Enduring Love
Written by Ian McEwan (Review by Tom Slee)At the beginning of McEwan's novel, the narrator looks back to the day when he and his girlfriend, sharing a picnic, are interrupted by a hot-air balloon landing in the field. The pilot of the balloon is in trouble: The pilot must have been half way out of the passenger basket as it touched the ground. His leg had become entangled in a rope that was attached to an anchor. Now, as the wind gusted, and pushed and lifted the balloon towards the escarpment, he was being half dragged, half carried across the field. In the basket was a child, a boy of about ten.
The narrator and three other people see the danger, and run to help.Together with the balloon pilot, they each grab hold of a line, and so keep the balloon from rising into the air. Then, amidst much confusion, there is a gust of wind, the pilot loses his grip, and the balloon rises into the air with four people holding on desperately. The young boy is still in the basket. For a few seconds, all four hold on, and then ...
"I didn't know, nor have I ever discovered, who let go first. I'm not prepared to accept that it was me. But everyone claims not to have been first. What is certain is that if we had not broken ranks, our collective weight would have brought the balloon to earth a quarter the way down the slope as the gust subsided a few seconds later. But as I've said, there was no team, there was no plan, no agreement to be broken. No failure. So can we accept that it was right, every man for himself? Were we all happy afterwards that this was a reasonable course? We never had that comfort, for there was a deeper covenant, ancient and automatic, written in our nature. Co-operation---the basis of our earliest hunting successes, the force behind our evolving capacity for language, the glue of our social cohesion. Our misery in the aftermath was proof that we knew we had failed ourselves. But letting go was in our nature too. Selfishness is also written on our hearts. This is our mammalian conflict---what to give to the others, and what to keep for yourself. Treading that line, keeping the others in check, and being kept in check by them is what we call morality. Hanging a few feet above the Chilterns escarpment, our crew enacted morality's ancient, irresolvable dilemma---us, or me.

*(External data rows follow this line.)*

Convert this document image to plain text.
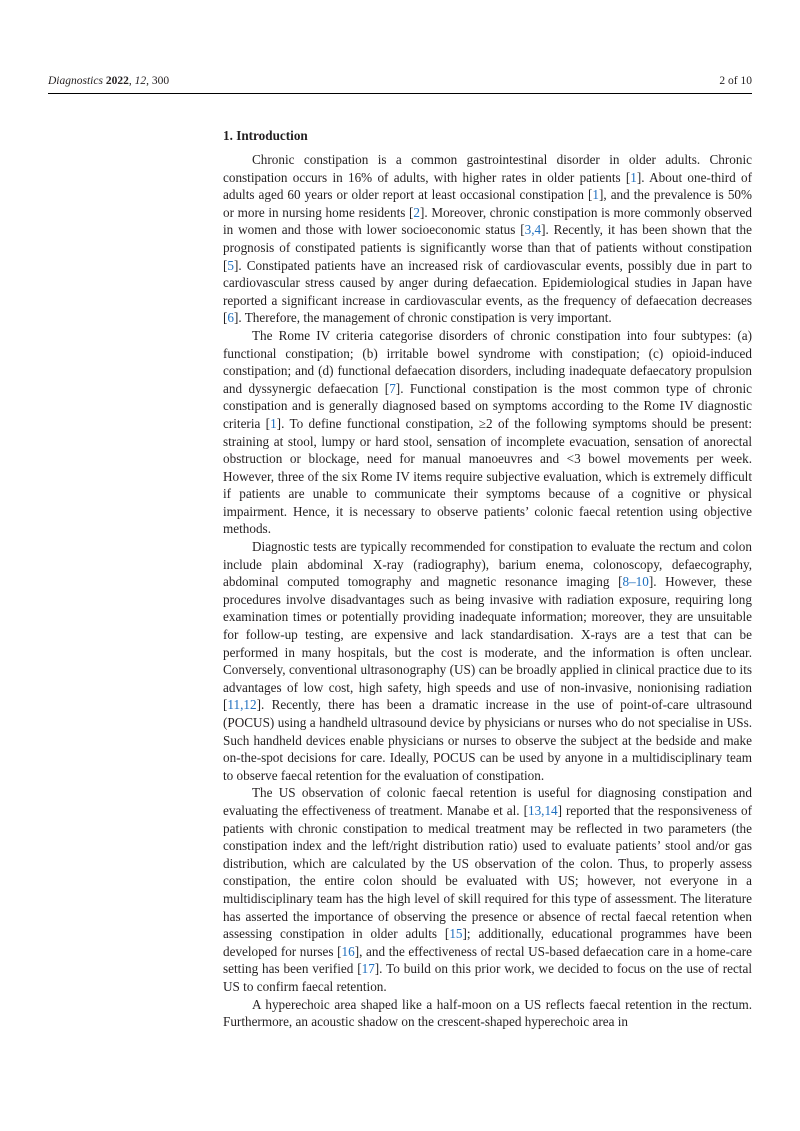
Diagnostics 2022, 12, 300	2 of 10
1. Introduction

Chronic constipation is a common gastrointestinal disorder in older adults. Chronic constipation occurs in 16% of adults, with higher rates in older patients [1]. About one-third of adults aged 60 years or older report at least occasional constipation [1], and the prevalence is 50% or more in nursing home residents [2]. Moreover, chronic constipation is more commonly observed in women and those with lower socioeconomic status [3,4]. Recently, it has been shown that the prognosis of constipated patients is significantly worse than that of patients without constipation [5]. Constipated patients have an increased risk of cardiovascular events, possibly due in part to cardiovascular stress caused by anger during defaecation. Epidemiological studies in Japan have reported a significant increase in cardiovascular events, as the frequency of defaecation decreases [6]. Therefore, the management of chronic constipation is very important.

The Rome IV criteria categorise disorders of chronic constipation into four subtypes: (a) functional constipation; (b) irritable bowel syndrome with constipation; (c) opioid-induced constipation; and (d) functional defaecation disorders, including inadequate defaecatory propulsion and dyssynergic defaecation [7]. Functional constipation is the most common type of chronic constipation and is generally diagnosed based on symptoms according to the Rome IV diagnostic criteria [1]. To define functional constipation, ≥2 of the following symptoms should be present: straining at stool, lumpy or hard stool, sensation of incomplete evacuation, sensation of anorectal obstruction or blockage, need for manual manoeuvres and <3 bowel movements per week. However, three of the six Rome IV items require subjective evaluation, which is extremely difficult if patients are unable to communicate their symptoms because of a cognitive or physical impairment. Hence, it is necessary to observe patients’ colonic faecal retention using objective methods.

Diagnostic tests are typically recommended for constipation to evaluate the rectum and colon include plain abdominal X-ray (radiography), barium enema, colonoscopy, defaecography, abdominal computed tomography and magnetic resonance imaging [8–10]. However, these procedures involve disadvantages such as being invasive with radiation exposure, requiring long examination times or potentially providing inadequate information; moreover, they are unsuitable for follow-up testing, are expensive and lack standardisation. X-rays are a test that can be performed in many hospitals, but the cost is moderate, and the information is often unclear. Conversely, conventional ultrasonography (US) can be broadly applied in clinical practice due to its advantages of low cost, high safety, high speeds and use of non-invasive, nonionising radiation [11,12]. Recently, there has been a dramatic increase in the use of point-of-care ultrasound (POCUS) using a handheld ultrasound device by physicians or nurses who do not specialise in USs. Such handheld devices enable physicians or nurses to observe the subject at the bedside and make on-the-spot decisions for care. Ideally, POCUS can be used by anyone in a multidisciplinary team to observe faecal retention for the evaluation of constipation.

The US observation of colonic faecal retention is useful for diagnosing constipation and evaluating the effectiveness of treatment. Manabe et al. [13,14] reported that the responsiveness of patients with chronic constipation to medical treatment may be reflected in two parameters (the constipation index and the left/right distribution ratio) used to evaluate patients’ stool and/or gas distribution, which are calculated by the US observation of the colon. Thus, to properly assess constipation, the entire colon should be evaluated with US; however, not everyone in a multidisciplinary team has the high level of skill required for this type of assessment. The literature has asserted the importance of observing the presence or absence of rectal faecal retention when assessing constipation in older adults [15]; additionally, educational programmes have been developed for nurses [16], and the effectiveness of rectal US-based defaecation care in a home-care setting has been verified [17]. To build on this prior work, we decided to focus on the use of rectal US to confirm faecal retention.

A hyperechoic area shaped like a half-moon on a US reflects faecal retention in the rectum. Furthermore, an acoustic shadow on the crescent-shaped hyperechoic area in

"Someone said me, and then there was nothing to be gained by saying us. Mostly, we are good when it makes sense. A good society is one that makes sense of being good. Suddenly, hanging there below the basket, we were a bad society, we were disintegrating. Suddenly the sensible choice was to look out for yourself. The child was not my child, and I was not going to die for it. The moment I glimpsed a body fall away---but whose?---and I felt the balloon lurch upwards, the matter was settled, altruism had no place. Being good made no sense. I let go and fell, I reckon, about twelve feet. I landed heavily on my side, I got away with a bruised thigh. Around me---before or after, I'm not so sure---bodies were thumping to the ground.
"By the time I got to my feet the balloon was fifty yards away, and one man was still dangling by his rope. In John Logan, husband, father, doctor and mountain rescue worker, the flame of altruism must have burned a little stronger. It didn't need much. When four of us let go, the balloon, with six hundred pounds shed, must have surged upwards. A delay of one second would have been enough to close his options. When I stood up and saw him, he was a hundred feet up, and rising, just where the ground itself was falling. He wasn't struggling, he wasn't kicking or trying to claw his way up. He hung perfectly still along the line of the rope, all his energies concentrated in his weakening grip. He was already a tiny figure, almost black against the sky."